I would disagree that if Apple iPhone lost all its apps most people would abandon the phone.
Look at what you use on it every day. I know I sure as hell don’t use Apple apps most of the time. My password manager is not Apple’s as I have to cross ecosystem far too often. My 2 factor sure as hell is not in Apple and honestly don’t know of Apple 2 factor code tracker. Mine 2 factors are stored in the cloud so they can quickly cross phones.
My work 2 factor is again a different app.
My music not an apple app nor is it Spotify. Streaming not Apple and so on. Majority of my apps are not Apple.
Insurance, banking and email all not Apple’s version and honestly Apple version of email is by far the worse.
I think you meant to say “I would disagree that if Apple iPhone lost all its apps most people would [NOT] abandon the phone.” [NOT] added to make that statement consistent with the remainder of your answer.
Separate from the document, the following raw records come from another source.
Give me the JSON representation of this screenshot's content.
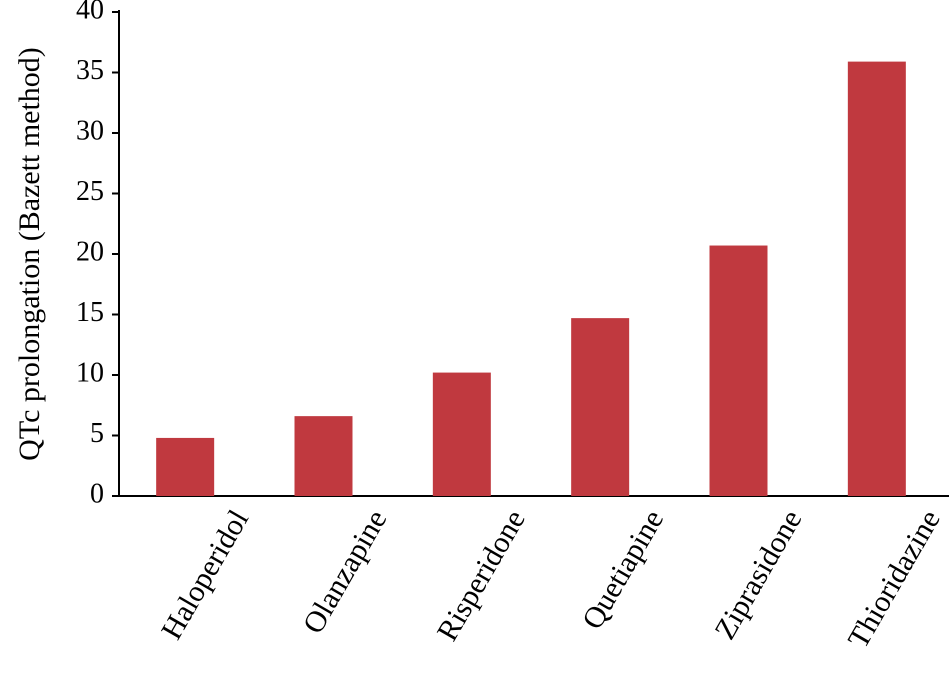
{
  "chart_data": {
    "type": "bar",
    "y_label": "QTc prolongation (Bazett method)",
    "categories": [
      "Haloperidol",
      "Olanzapine",
      "Risperidone",
      "Quetiapine",
      "Ziprasidone",
      "Thioridazine"
    ],
    "values": [
      4.8,
      6.6,
      10.2,
      14.7,
      20.7,
      35.9
    ],
    "color": "#c0393f",
    "ylim": [
      0,
      40
    ],
    "yticks": [
      0,
      5,
      10,
      15,
      20,
      25,
      30,
      35,
      40
    ],
    "grid": false
  }
}
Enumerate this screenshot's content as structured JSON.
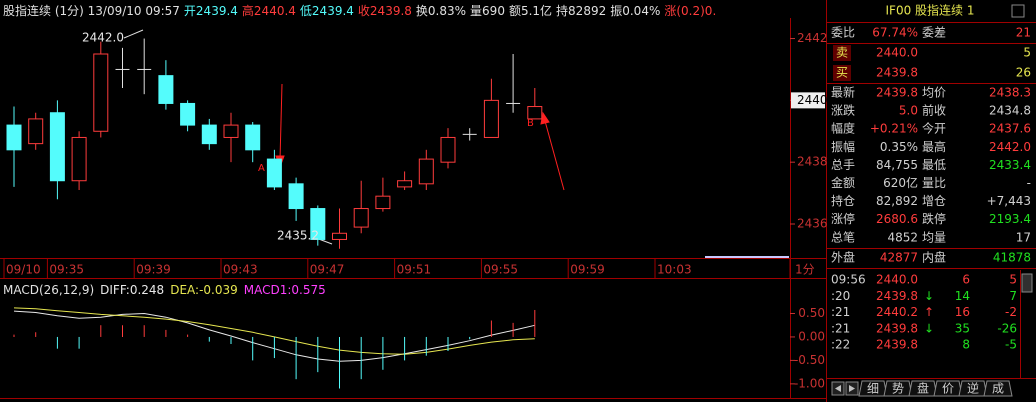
{
  "header": [
    {
      "text": "股指连续 (1分) 13/09/10 09:57",
      "color": "#e0e0e0"
    },
    {
      "text": "开2439.4",
      "color": "#54fcfc"
    },
    {
      "text": "高2440.4",
      "color": "#ff3c3c"
    },
    {
      "text": "低2439.4",
      "color": "#54fcfc"
    },
    {
      "text": "收2439.8",
      "color": "#ff3c3c"
    },
    {
      "text": "换0.83%",
      "color": "#e0e0e0"
    },
    {
      "text": "量690",
      "color": "#e0e0e0"
    },
    {
      "text": "额5.1亿",
      "color": "#e0e0e0"
    },
    {
      "text": "持82892",
      "color": "#e0e0e0"
    },
    {
      "text": "振0.04%",
      "color": "#e0e0e0"
    },
    {
      "text": "涨(0.2)0.",
      "color": "#ff3c3c"
    }
  ],
  "chart_data": [
    {
      "type": "candlestick",
      "categories": [
        "09/10",
        null,
        "09:35",
        null,
        null,
        null,
        "09:39",
        null,
        null,
        null,
        "09:43",
        null,
        null,
        null,
        "09:47",
        null,
        null,
        null,
        "09:51",
        null,
        null,
        null,
        "09:55",
        null,
        null,
        null,
        "09:59",
        null,
        null,
        null,
        "10:03",
        null,
        null,
        null,
        null,
        null
      ],
      "open": [
        2439.2,
        2438.6,
        2439.6,
        2437.4,
        2439.0,
        2441.0,
        2441.0,
        2440.8,
        2439.9,
        2439.2,
        2438.8,
        2439.2,
        2438.1,
        2437.3,
        2436.5,
        2435.5,
        2435.9,
        2436.5,
        2437.2,
        2437.3,
        2438.0,
        2438.9,
        2438.8,
        2439.9,
        2439.4,
        null,
        null,
        null,
        null,
        null,
        null,
        null,
        null,
        null,
        null,
        null
      ],
      "high": [
        2439.8,
        2439.6,
        2440.0,
        2439.0,
        2441.9,
        2441.7,
        2442.0,
        2441.3,
        2440.0,
        2439.4,
        2439.6,
        2439.3,
        2438.4,
        2437.5,
        2436.6,
        2436.5,
        2437.4,
        2437.5,
        2437.7,
        2438.4,
        2439.1,
        2439.1,
        2440.7,
        2441.5,
        2440.4,
        null,
        null,
        null,
        null,
        null,
        null,
        null,
        null,
        null,
        null,
        null
      ],
      "low": [
        2437.2,
        2438.4,
        2436.8,
        2437.1,
        2438.8,
        2440.4,
        2440.2,
        2439.7,
        2439.0,
        2438.4,
        2438.0,
        2438.0,
        2437.1,
        2436.1,
        2435.3,
        2435.2,
        2435.7,
        2436.4,
        2437.1,
        2437.1,
        2437.8,
        2438.7,
        2438.8,
        2439.6,
        2439.4,
        null,
        null,
        null,
        null,
        null,
        null,
        null,
        null,
        null,
        null,
        null
      ],
      "close": [
        2438.4,
        2439.4,
        2437.4,
        2438.8,
        2441.5,
        2441.0,
        2441.0,
        2439.9,
        2439.2,
        2438.6,
        2439.2,
        2438.4,
        2437.2,
        2436.5,
        2435.5,
        2435.7,
        2436.5,
        2436.9,
        2437.4,
        2438.1,
        2438.8,
        2438.9,
        2440.0,
        2439.9,
        2439.8,
        null,
        null,
        null,
        null,
        null,
        null,
        null,
        null,
        null,
        null,
        null
      ],
      "up_color": "#ff3c3c",
      "down_color": "#54fcfc",
      "flat_color": "#e0e0e0",
      "ylim": [
        2434.9,
        2442.6
      ],
      "yticks": [
        2436,
        2438,
        2440,
        2442
      ],
      "annotations": [
        "2442.0",
        "2435.2",
        "A",
        "B"
      ],
      "period_label": "1分"
    },
    {
      "type": "macd",
      "title": "MACD(26,12,9)",
      "series": [
        {
          "name": "DIFF:0.248",
          "color": "#e8e8e8",
          "kind": "line",
          "values": [
            0.55,
            0.52,
            0.45,
            0.4,
            0.42,
            0.48,
            0.5,
            0.42,
            0.3,
            0.15,
            0.02,
            -0.12,
            -0.25,
            -0.38,
            -0.47,
            -0.52,
            -0.5,
            -0.44,
            -0.36,
            -0.27,
            -0.18,
            -0.08,
            0.04,
            0.14,
            0.248,
            null,
            null,
            null,
            null,
            null,
            null,
            null,
            null,
            null,
            null,
            null
          ]
        },
        {
          "name": "DEA:-0.039",
          "color": "#e6e650",
          "kind": "line",
          "values": [
            0.62,
            0.6,
            0.56,
            0.52,
            0.48,
            0.45,
            0.42,
            0.38,
            0.33,
            0.26,
            0.18,
            0.1,
            0.0,
            -0.1,
            -0.2,
            -0.28,
            -0.33,
            -0.36,
            -0.37,
            -0.33,
            -0.26,
            -0.18,
            -0.11,
            -0.06,
            -0.039,
            null,
            null,
            null,
            null,
            null,
            null,
            null,
            null,
            null,
            null,
            null
          ]
        },
        {
          "name": "MACD1:0.575",
          "color": "#ff40ff",
          "kind": "bar",
          "values": [
            0.05,
            0.1,
            -0.25,
            -0.25,
            0.25,
            0.25,
            0.25,
            0.15,
            0.05,
            -0.1,
            -0.15,
            -0.5,
            -0.45,
            -0.9,
            -0.75,
            -1.1,
            -0.9,
            -0.7,
            -0.5,
            -0.4,
            -0.3,
            -0.05,
            0.35,
            0.3,
            0.575,
            null,
            null,
            null,
            null,
            null,
            null,
            null,
            null,
            null,
            null,
            null
          ]
        }
      ],
      "up_color": "#ff3c3c",
      "down_color": "#54fcfc",
      "ylim": [
        -1.28,
        0.83
      ],
      "yticks": [
        {
          "value": -1,
          "label": "-1.00"
        },
        {
          "value": -0.5,
          "label": "-0.50"
        },
        {
          "value": 0,
          "label": "0.00"
        },
        {
          "value": 0.5,
          "label": "0.50"
        }
      ]
    }
  ],
  "quote": {
    "title": "IF00 股指连续 1",
    "order_ratio": {
      "cells": [
        "委比",
        "67.74%",
        "委差",
        "21"
      ],
      "tones": [
        "r",
        "r"
      ]
    },
    "book": [
      {
        "side": "卖",
        "price": "2440.0",
        "qty": "5"
      },
      {
        "side": "买",
        "price": "2439.8",
        "qty": "26"
      }
    ],
    "stats": [
      {
        "cells": [
          "最新",
          "2439.8",
          "均价",
          "2438.3"
        ],
        "tones": [
          "r",
          "r"
        ]
      },
      {
        "cells": [
          "涨跌",
          "5.0",
          "前收",
          "2434.8"
        ],
        "tones": [
          "r",
          "w"
        ]
      },
      {
        "cells": [
          "幅度",
          "+0.21%",
          "今开",
          "2437.6"
        ],
        "tones": [
          "r",
          "r"
        ]
      },
      {
        "cells": [
          "振幅",
          "0.35%",
          "最高",
          "2442.0"
        ],
        "tones": [
          "w",
          "r"
        ]
      },
      {
        "cells": [
          "总手",
          "84,755",
          "最低",
          "2433.4"
        ],
        "tones": [
          "w",
          "g"
        ]
      },
      {
        "cells": [
          "金额",
          "620亿",
          "量比",
          "-"
        ],
        "tones": [
          "w",
          "w"
        ]
      },
      {
        "cells": [
          "持仓",
          "82,892",
          "增仓",
          "+7,443"
        ],
        "tones": [
          "w",
          "w"
        ]
      },
      {
        "cells": [
          "涨停",
          "2680.6",
          "跌停",
          "2193.4"
        ],
        "tones": [
          "r",
          "g"
        ]
      },
      {
        "cells": [
          "总笔",
          "4852",
          "均量",
          "17"
        ],
        "tones": [
          "w",
          "w"
        ]
      }
    ],
    "trade_side": {
      "cells": [
        "外盘",
        "42877",
        "内盘",
        "41878"
      ],
      "tones": [
        "r",
        "g"
      ]
    },
    "ticks": [
      {
        "time": "09:56",
        "price": "2440.0",
        "vol": "6",
        "chg": "5",
        "tone": "r"
      },
      {
        "time": ":20",
        "price": "2439.8",
        "dir": "↓",
        "vol": "14",
        "chg": "7",
        "tone": "g"
      },
      {
        "time": ":21",
        "price": "2440.2",
        "dir": "↑",
        "vol": "16",
        "chg": "-2",
        "tone": "r"
      },
      {
        "time": ":21",
        "price": "2439.8",
        "dir": "↓",
        "vol": "35",
        "chg": "-26",
        "tone": "g"
      },
      {
        "time": ":22",
        "price": "2439.8",
        "vol": "8",
        "chg": "-5",
        "tone": "g"
      }
    ],
    "tabs": [
      "细",
      "势",
      "盘",
      "价",
      "逆",
      "成"
    ]
  }
}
I understand why you would disagree based on the way you describe using your iPhone — seemingly more like a general purpose computer where value is created by third parties than an appliance with built-in utility for your primary use cases. And that’s ok.
Interestingly my use cases are similar to yours but I use Apple stock apps including
Keychain and Passwords exclusively for managing passwords for accessing all my online services including those that use 2FA (like my Client-assigned Slack, Google Apps, Microsoft 365, OKTA and other accounts). I use Safari as my browser for accessing web apps as well as websites including my insurance providers and banks although I do use my insurers’ and banks’ apps but would switch to using Safari without heartburn if their apps went away. I use Mail for personal and business email accounts and have no issues at all with email. And yes, I use Apple Music, and Apple TV+ along with Netflix, Disney, Max and a few others which I would ditch if their apps went away — because they are neither essential for me nor important enough to cause me to consider switching platforms. You may prefer to use non-Apple apps, but you’re not obligated to do so for technical reasons — unless you’re using Apple and non-Apple devices. The question is whether your iPhone usage scenarios and preferences or mine are reflective of the majority of iPhone users. I don’t know. Yours could be, and that’s ok.
But I think we are discussing an unlikely hypothetical (would Apple see a mass exodus if third-party apps disappeared) — as I do not believe most developers will abandon the best mobile device ecosystem (with practically effortless access to hundreds of millions of potential customers) because of Apple‘s policies or fees. I lead operations for a team of nearly 200 global development professionals who delivered dozens of iOS apps for clients over the last couple of years .. and observed zero concerns from clients (businesses we have built healthcare, gaming, travel management, social media, productivity, workflow management, and other apps for) about App Store fees or policies. In fact we found clients were willing to build discretionary commercial transactions into their apps for convenience vs handling them offline — even when advised that Apple may take a cut.
There are exceptions, but the developers I see complaining are largely those that built unsustainable business models based on a sense of entitlement to (and belief they can dictate terms of use of) a platform they neither built nor maintain, and expect Apple to subsidize their bad business decisions instead of correcting their flawed business models. I don’t believe these whiners are representative of either the typical indie developer or Clients that pay for contract development and see the App Store and its policies as beneficial on balance. So, net-net: I don’t think the hypothetical developer exodus due to App Store fees and policies is plausible.